Advanced 3D bioink featuring damping and antioxidant for micro-nano fabrication.

Undesirable mechanical vibrations and shocks, particularly during 3D print process and post-processing biological applications involving musculoskeletal systems, pose critical challenges to structural fidelity and material performance, demanding the bioink capable of impact protection capacity. Here, we develop a damping elastomeric printing bioinks by grafted with glycidyl methacrylate (DEPGM) via a novel multiscale noncovalent-covalent orchestrate mechanical responses strategy. Specifically, results exhibited that molecular level group grafting elevates secondary β-sheet content (up to 150 %) with reduced protein packing density achieves exceptional compressive strength (1.1 MPa), storage modulus (0.26 MPa) and damping capacity (tan δ = 0.072), rivaling natural rubbers (e.g., main component cis-1,4-polyisoprene, tan σ ≈ 0.1). The optimized formulation exhibits shear-thinning behavior compatible with microscaffold printing, microneedle arrays, electrospinning, and microsphere fabrication.

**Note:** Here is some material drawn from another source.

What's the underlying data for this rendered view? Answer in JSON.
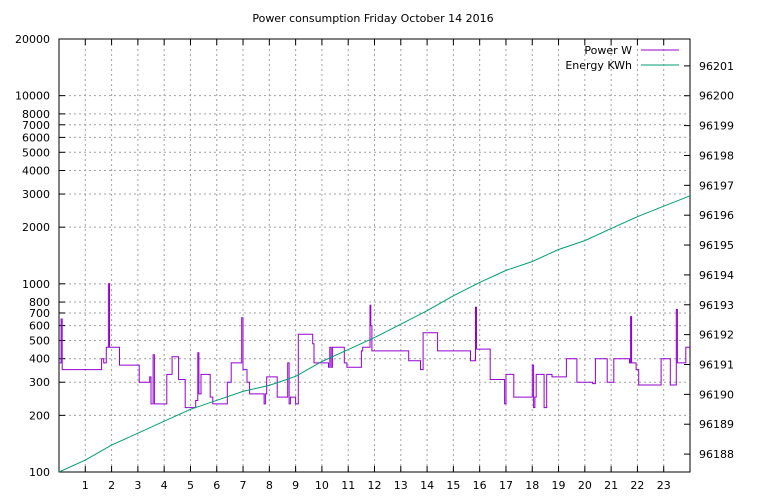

Besides, DEPGM demonstrated significant antioxidant activity by effectively enhancing mitochondrial membrane potential and reducing reactive oxygen species (ROS), in nucleus pulposus cells (NPs) under oxidative stress. Moreover, results also indicated that it downregulates matrix metalloproteinase 13 (MMP13) expression while promoting type II collagen (COL2) synthesis, thereby restoring cell microenvironment homeostasis and reconstructing the extracellular matrix (ECM). Thus, DEPGM emerges as a tri-therapeutic material integrating mechanical damping, microenvironment homeostasis, and ECM reconstruction, and establishes a design platform for advanced biomechanical materials via multiscale noncovalent-covalent orchestrate strategy.